動物学会賞 2012(平成24)年度受賞者

社団法人日本動物学会
学会賞等選考委員会 委員長 高橋孝行

平成24年度日本動物学会学会賞

  応募者は7名であった。動物学は広範な学問領域からなるが、ほとんどの応募者はそれぞれの領域を代表する優れた研究者であり、選考規程にある「学術上甚だ有益で 動物学の進歩発展に重要かつ顕著な貢献をなす業績をあげた研究者」の条件を満たしていた。その結果、高い水準での審議となった。選考は困難を極めたが、応募者の研究内容、研究業績、動物学の進歩発展への貢献度について詳細に審議した結果、2名の候補者を理事会に推薦することとした。

神谷 律(かみや りつ)・東京大学大学院理学系研究科・元教授
対象となった研究テーマ 「鞭毛運動におけるダイニン機能とその調節機構の研究」

推薦理由
  神谷律会員は、ほぼ全ての真核生物に保存されている鞭毛運動に関する卓越した研究により、数多くの知見を発見し学術的に重要な成果をあげてきた。鞭毛はよく知られている構造パターン(9+2構造)をもち、根本で起こった屈曲が波として先端方向に繰り返し伝播するという複雑な運動を行う。その背景にある制御機構の本質は未解明であったが、クラミドモナスを実験材料として、様々なダイニンに異常をもつ変異体株を単離・解析するというアプローチにより、多様なダイニン分子を見出すとともに、変異株の運動性の変化を解析することによって、周辺微小管の単純な滑りでは実現できない波動運動が、多様なダイニンの働きによって実現しているという画期的な発見にいたった。鞭毛運動の研究分野において、運動を担う構造の分子生物学的研究で常に世界を先導してきた。数多くの研究成果が国際的一流誌に掲載され、日本の鞭毛運動の研究が世界をリードする水準にあることを立証した。「動物に普遍的に存在する鞭毛運動の分子機構の理解」を著しく進展させた神谷律会員の研究は学会賞としてふさわしいと判断し、候補者として推薦した。
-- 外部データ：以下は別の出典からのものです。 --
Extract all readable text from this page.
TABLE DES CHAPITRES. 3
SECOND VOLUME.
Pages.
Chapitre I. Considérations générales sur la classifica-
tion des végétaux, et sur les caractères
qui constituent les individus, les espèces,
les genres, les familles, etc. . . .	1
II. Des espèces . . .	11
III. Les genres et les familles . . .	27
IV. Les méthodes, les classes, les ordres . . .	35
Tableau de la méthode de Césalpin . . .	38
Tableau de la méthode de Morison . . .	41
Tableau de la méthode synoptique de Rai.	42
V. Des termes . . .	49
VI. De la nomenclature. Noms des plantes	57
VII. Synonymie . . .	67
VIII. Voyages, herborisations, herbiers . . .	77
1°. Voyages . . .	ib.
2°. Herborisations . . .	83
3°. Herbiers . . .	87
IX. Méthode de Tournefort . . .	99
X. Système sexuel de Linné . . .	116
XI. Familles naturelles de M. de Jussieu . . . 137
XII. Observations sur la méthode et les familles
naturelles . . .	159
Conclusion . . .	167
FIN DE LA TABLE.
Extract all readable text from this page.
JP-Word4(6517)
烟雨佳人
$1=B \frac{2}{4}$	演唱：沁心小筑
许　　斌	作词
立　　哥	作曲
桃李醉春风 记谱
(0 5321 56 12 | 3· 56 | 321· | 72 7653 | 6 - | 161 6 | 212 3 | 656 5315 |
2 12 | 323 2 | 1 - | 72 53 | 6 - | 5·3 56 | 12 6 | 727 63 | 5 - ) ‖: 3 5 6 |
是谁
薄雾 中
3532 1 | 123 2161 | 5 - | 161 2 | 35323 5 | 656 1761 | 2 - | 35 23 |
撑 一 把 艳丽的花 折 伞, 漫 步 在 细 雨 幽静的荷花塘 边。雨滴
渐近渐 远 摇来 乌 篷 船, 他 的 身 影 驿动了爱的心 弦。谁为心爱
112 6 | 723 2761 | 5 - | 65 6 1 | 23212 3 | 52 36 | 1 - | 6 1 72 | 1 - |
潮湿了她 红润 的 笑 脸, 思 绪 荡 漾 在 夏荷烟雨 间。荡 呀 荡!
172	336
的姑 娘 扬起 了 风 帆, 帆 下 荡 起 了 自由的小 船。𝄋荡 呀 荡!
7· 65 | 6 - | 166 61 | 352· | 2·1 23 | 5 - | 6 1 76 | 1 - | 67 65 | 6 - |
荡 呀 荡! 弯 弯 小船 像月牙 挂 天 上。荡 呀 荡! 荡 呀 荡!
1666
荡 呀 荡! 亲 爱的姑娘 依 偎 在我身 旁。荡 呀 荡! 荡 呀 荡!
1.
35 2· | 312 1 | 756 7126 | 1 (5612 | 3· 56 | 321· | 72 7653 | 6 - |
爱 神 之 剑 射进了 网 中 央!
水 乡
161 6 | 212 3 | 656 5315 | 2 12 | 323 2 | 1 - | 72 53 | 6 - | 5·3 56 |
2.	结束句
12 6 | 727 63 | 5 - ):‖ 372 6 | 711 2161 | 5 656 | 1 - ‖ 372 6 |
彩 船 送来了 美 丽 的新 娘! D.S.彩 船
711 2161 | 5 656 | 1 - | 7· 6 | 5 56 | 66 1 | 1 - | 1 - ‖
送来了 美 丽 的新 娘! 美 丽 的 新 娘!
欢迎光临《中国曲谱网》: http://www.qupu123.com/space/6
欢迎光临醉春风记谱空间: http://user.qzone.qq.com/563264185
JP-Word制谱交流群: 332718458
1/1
沼田英治(ぬまた ひではる)・京都大学大学院理学研究科・教授
対象となった研究テーマ 「動物の生活史を調節する環境要因および生物時計の研究」

推薦理由
   沼田英治会員は,昆虫を主要な材料として休眠、光周性、季節適用および生物リズムの研究に従事し、数多くの知見を発見し学術的に重要な成果をあげてきた。様々な昆虫を用いて、日長、温度、餌条件などの要因が休眠に及ぼす影響について詳細な調査を行い、環境要因と休眠・生活史の関係についての理解を深めた。 また、昆虫の光周性に時計遺伝子が関与していることを初めて実証した。さらには、季節変化に対応した約1年周期の生物リズムである「概年リズム」の基盤となっている概年時計の存在や、さらには、概日時計とは仕組みの異なる約12時間周期のリズムである「概潮汐リズム」の存在を明らかにした。「概年リズム」や「概潮汐リズム」の発見は世界に先駆けるものであり、成果の公表後には、これらのリズムを制御する生理機構の実体解明に向けた新たな研究が展開されている。数多くの研究成果が国際的一流誌に掲載され、世界レベルで研究をリードしてきており、我国の動物学の学問水準の高さを世界に示すものである。動物学の発展に大きく貢献した沼田英治会員の研究は学会賞としてふさわしいと判断し、候補者として推薦した。